Wednesday, 5 October 2011

Just a few details to fix ...

The eight political parties that have been negotiating a new government in Belgium, seem now bound to succeed. They are about to conclude a package deal about many of the institutional questions that have been pending for the last decade. Towards the end of the week, after about 480 days of negotiations, they still have to tackle all the other issues, including budget cuts for next year for a total amount of at least 7 billion euro’s.
The eight parties (socialists, liberals, Christian democrats and greens of both sides of the country) reached another deal last night. They accepted a scenario to split up the justice district of Brussels-Halle-Vilvoorde, by far the largest of the country and the only really bilingual. The deal was in some sense a consequence of the earlier agreement, reached on September the 15th, to split up the electoral district with the same name. But it took again a few nights before the highly symbolic knots in the question were cut into pieces.
A week ago another hard institutional nut was cracked: a new Finance Law that would devolve some extra fiscal autonomy toward the regional authorities. The principles to do this were agreed, and the agreement was facilitated by the fact that the negotiators did not take the necessary budget cuts into account yet. Hence it was possible for all participants to say they had won.
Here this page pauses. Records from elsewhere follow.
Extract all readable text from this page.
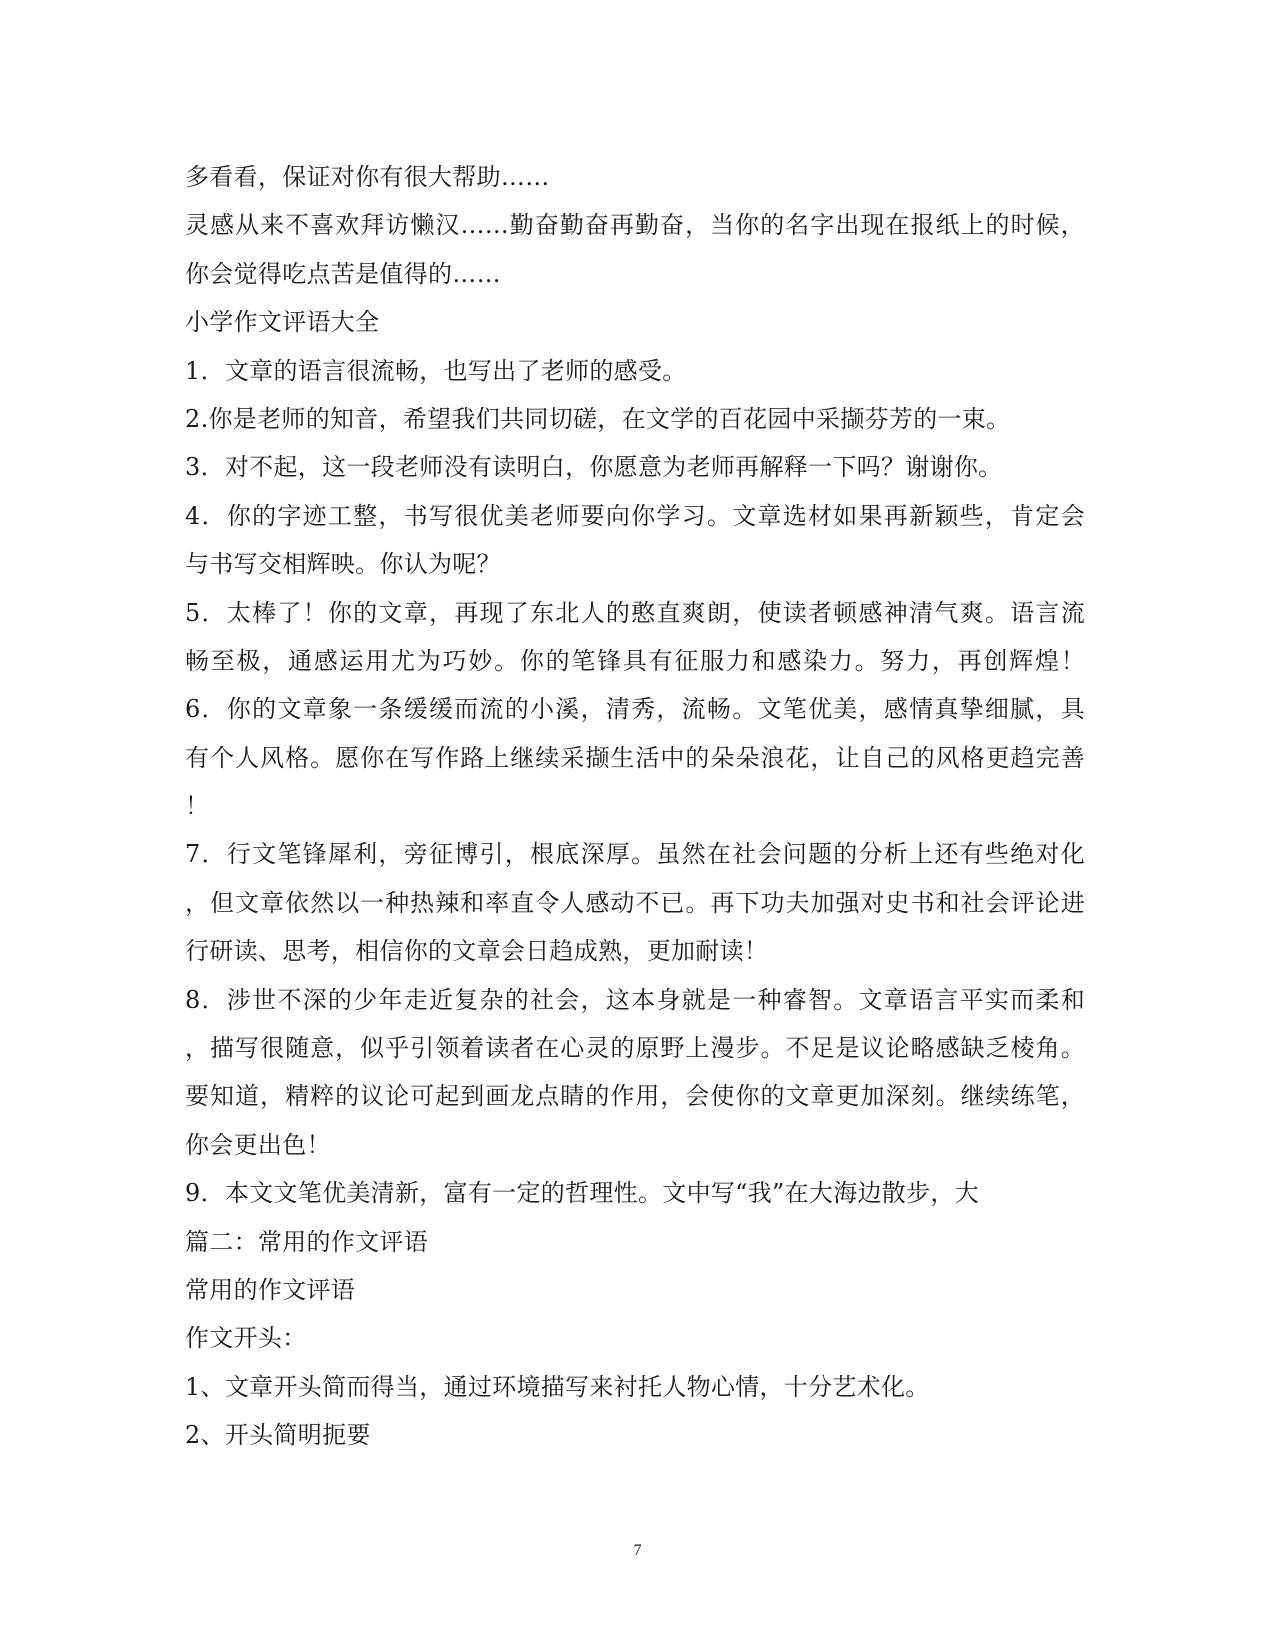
多看看，保证对你有很大帮助……
灵感从来不喜欢拜访懒汉……勤奋勤奋再勤奋，当你的名字出现在报纸上的时候，
你会觉得吃点苦是值得的……
小学作文评语大全
1．文章的语言很流畅，也写出了老师的感受。
2.你是老师的知音，希望我们共同切磋，在文学的百花园中采撷芬芳的一束。
3．对不起，这一段老师没有读明白，你愿意为老师再解释一下吗？谢谢你。
4．你的字迹工整，书写很优美老师要向你学习。文章选材如果再新颖些，肯定会
与书写交相辉映。你认为呢？
5．太棒了！你的文章，再现了东北人的憨直爽朗，使读者顿感神清气爽。语言流
畅至极，通感运用尤为巧妙。你的笔锋具有征服力和感染力。努力，再创辉煌！
6．你的文章象一条缓缓而流的小溪，清秀，流畅。文笔优美，感情真挚细腻，具
有个人风格。愿你在写作路上继续采撷生活中的朵朵浪花，让自己的风格更趋完善
！
7．行文笔锋犀利，旁征博引，根底深厚。虽然在社会问题的分析上还有些绝对化
，但文章依然以一种热辣和率直令人感动不已。再下功夫加强对史书和社会评论进
行研读、思考，相信你的文章会日趋成熟，更加耐读！
8．涉世不深的少年走近复杂的社会，这本身就是一种睿智。文章语言平实而柔和
，描写很随意，似乎引领着读者在心灵的原野上漫步。不足是议论略感缺乏棱角。
要知道，精粹的议论可起到画龙点睛的作用，会使你的文章更加深刻。继续练笔，
你会更出色！
9．本文文笔优美清新，富有一定的哲理性。文中写“我”在大海边散步，大
篇二：常用的作文评语
常用的作文评语
作文开头：
1、文章开头简而得当，通过环境描写来衬托人物心情，十分艺术化。
2、开头简明扼要
7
It has to be said that the exact wording of all the institutional agreements reached since the middle of September is yet not been made public. This has certainly also hampered attempts of the opposition – mainly the Flemish nationalists of N-VA, who remain the largest party in parliament – to voice their criticism.
Mr. Elio di Rupo, the 60-year old formateur who is now very likely to become the next prime minister, hopes to finish the last details of the global institutional agreement within a few days. The outlines of the sixth gradual reform of the Belgian institutional architecture since 1970 will then be clear. But then he still has to negotiate all the other subjects. It will surely not take another 500 days, but might need a few weeks.
More rapidly than that Mr. di Rupo will be obliged to negotiate a new budget for 2012. Normally it should be presented to parliament next week and to the European Council on the 17th of this month. In spring Belgium promised the European authorities that it would target a year-on deficit for all authorities of 2,8 % of gdp next year. That would necessitate at least 7 if not 10 billion euro’s in budget cuts. That is 2 to 3 % of gdp.
Since Belgium has become, with Dexia-bank, the last few days the centre of what seems to be a rapidly growing new banking crisis, it’s spread (between it’s government bonds and the German ones) has been rising the last days, thus raising the cost of servicing the global public debt of the country, still at a level of slightly less than 100 % of gdp. The heaven of  a new government might be coming within reach, but there may still be a lot of blood, sweat and tears in the waiting before Belgium reaches that stage.